Core Concepts
Multilingual AI-generated fake hotel reviews can be effectively detected using fine-tuned XLM-RoBERTa models, with performance varying across sentiment, language, and location.
Abstract
The paper presents a novel dataset called MAIDE-UP, which contains 10,000 real and 10,000 AI-generated fake hotel reviews balanced across 10 languages (Chinese, English, French, German, Italian, Korean, Romanian, Russian, Spanish, Turkish) and 10 locations (capital cities).
The authors conduct extensive linguistic analyses to compare the AI-generated fake hotel reviews with the real human-written hotel reviews. They find that AI-generated reviews tend to be more complex, descriptive, and less readable compared to real reviews. Topic modeling also reveals differences in the language used, with AI-generated reviews containing more words about "service", "comfort", and "room", while real reviews mention more words related to "reception", "checking", and "bathroom".
The authors then explore the effectiveness of different models for multilingual deception detection in hotel reviews.
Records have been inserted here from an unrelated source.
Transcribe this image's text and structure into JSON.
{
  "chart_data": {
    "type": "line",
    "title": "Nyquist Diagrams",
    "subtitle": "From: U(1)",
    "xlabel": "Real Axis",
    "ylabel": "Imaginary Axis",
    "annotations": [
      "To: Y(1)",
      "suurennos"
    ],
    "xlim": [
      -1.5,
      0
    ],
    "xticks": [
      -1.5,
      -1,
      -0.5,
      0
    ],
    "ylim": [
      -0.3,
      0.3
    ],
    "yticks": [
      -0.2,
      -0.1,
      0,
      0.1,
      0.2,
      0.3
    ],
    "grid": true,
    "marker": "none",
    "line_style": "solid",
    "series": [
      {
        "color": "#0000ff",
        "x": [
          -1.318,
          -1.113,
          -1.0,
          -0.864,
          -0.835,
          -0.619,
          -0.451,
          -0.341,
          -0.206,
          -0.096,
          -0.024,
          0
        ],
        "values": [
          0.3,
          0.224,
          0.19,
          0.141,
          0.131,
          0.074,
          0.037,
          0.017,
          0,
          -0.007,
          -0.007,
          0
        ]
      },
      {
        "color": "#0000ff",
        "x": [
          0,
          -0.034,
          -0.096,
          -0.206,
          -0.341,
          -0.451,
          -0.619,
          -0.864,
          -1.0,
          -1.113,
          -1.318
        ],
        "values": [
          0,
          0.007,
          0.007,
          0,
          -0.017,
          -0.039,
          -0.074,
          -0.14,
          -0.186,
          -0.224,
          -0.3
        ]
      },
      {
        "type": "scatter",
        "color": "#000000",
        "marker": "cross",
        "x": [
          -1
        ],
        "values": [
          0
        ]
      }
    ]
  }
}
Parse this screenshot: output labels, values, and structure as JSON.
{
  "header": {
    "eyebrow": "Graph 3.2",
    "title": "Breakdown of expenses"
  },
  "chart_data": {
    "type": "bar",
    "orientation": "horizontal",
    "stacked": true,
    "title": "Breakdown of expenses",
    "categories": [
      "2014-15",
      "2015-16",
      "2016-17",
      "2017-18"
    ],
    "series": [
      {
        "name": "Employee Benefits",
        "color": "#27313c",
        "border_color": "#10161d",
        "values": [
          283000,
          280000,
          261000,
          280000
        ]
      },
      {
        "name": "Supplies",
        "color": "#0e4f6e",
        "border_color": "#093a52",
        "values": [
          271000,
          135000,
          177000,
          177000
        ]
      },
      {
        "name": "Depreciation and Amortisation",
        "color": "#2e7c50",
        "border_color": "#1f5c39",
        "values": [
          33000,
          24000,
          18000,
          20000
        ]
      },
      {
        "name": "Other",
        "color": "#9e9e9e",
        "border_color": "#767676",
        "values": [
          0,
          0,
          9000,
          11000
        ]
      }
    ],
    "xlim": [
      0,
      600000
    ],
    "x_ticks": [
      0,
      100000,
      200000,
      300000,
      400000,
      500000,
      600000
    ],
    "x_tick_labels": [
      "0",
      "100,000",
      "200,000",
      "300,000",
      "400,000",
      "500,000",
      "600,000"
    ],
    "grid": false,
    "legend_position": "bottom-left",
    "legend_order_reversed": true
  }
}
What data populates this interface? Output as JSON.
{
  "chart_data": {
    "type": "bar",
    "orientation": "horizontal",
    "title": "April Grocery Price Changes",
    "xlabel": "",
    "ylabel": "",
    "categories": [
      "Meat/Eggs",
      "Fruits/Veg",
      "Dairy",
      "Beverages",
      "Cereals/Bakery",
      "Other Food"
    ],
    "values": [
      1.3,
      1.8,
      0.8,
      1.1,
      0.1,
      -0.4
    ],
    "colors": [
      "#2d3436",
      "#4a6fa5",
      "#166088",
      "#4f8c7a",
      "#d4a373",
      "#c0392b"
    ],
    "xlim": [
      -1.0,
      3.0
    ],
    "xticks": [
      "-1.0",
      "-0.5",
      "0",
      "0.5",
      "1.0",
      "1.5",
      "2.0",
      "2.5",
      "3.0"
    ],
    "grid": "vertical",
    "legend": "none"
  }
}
They test a random classifier, a Naive Bayes classifier, and a fine-tuned XLM-RoBERTa model. The XLM-RoBERTa model achieves the best performance, with an accuracy of 94.8% on the default 80-20% train-test split and 76.6% on a few-shot 1-99% train-test split.
Further analysis shows that deception detection performance varies across different dimensions. It is lowest for Korean and English reviews, indicating that GPT-4 is better at generating deceptive, "human-like" reviews in these languages. Performance is also lower for reviews of hotels in Seoul, Rome, and Beijing, suggesting that GPT-4 is better at generating deceptive reviews for these locations. Additionally, the model performs better on detecting deceptive negative reviews compared to positive reviews.
Stats
The average analytic writing index is higher for AI-generated reviews compared to real reviews in English, but not statistically significant in Chinese, French, and Spanish.
The average descriptiveness (ratio of adjectives) is higher for AI-generated reviews compared to real reviews, except for German reviews where real reviews are more descriptive, and Korean reviews where the difference is not significant.
The average readability (Flesch Reading Ease) is lower for AI-generated reviews compared to real reviews, except for Russian reviews where the difference is not significant.
The average word count is higher for AI-generated reviews compared to real reviews, except for German and Russian reviews where the difference is not significant.
Quotes
"Deceptive reviews are becoming increasingly common, especially given the increase in performance and the prevalence of LLMs."
"While work to date has addressed the development of models to differentiate between truthful and deceptive human reviews, much less is known about the distinction between real reviews and AI-authored fake reviews."
"Most of the research so far has focused primarily on English, with very little work dedicated to other languages."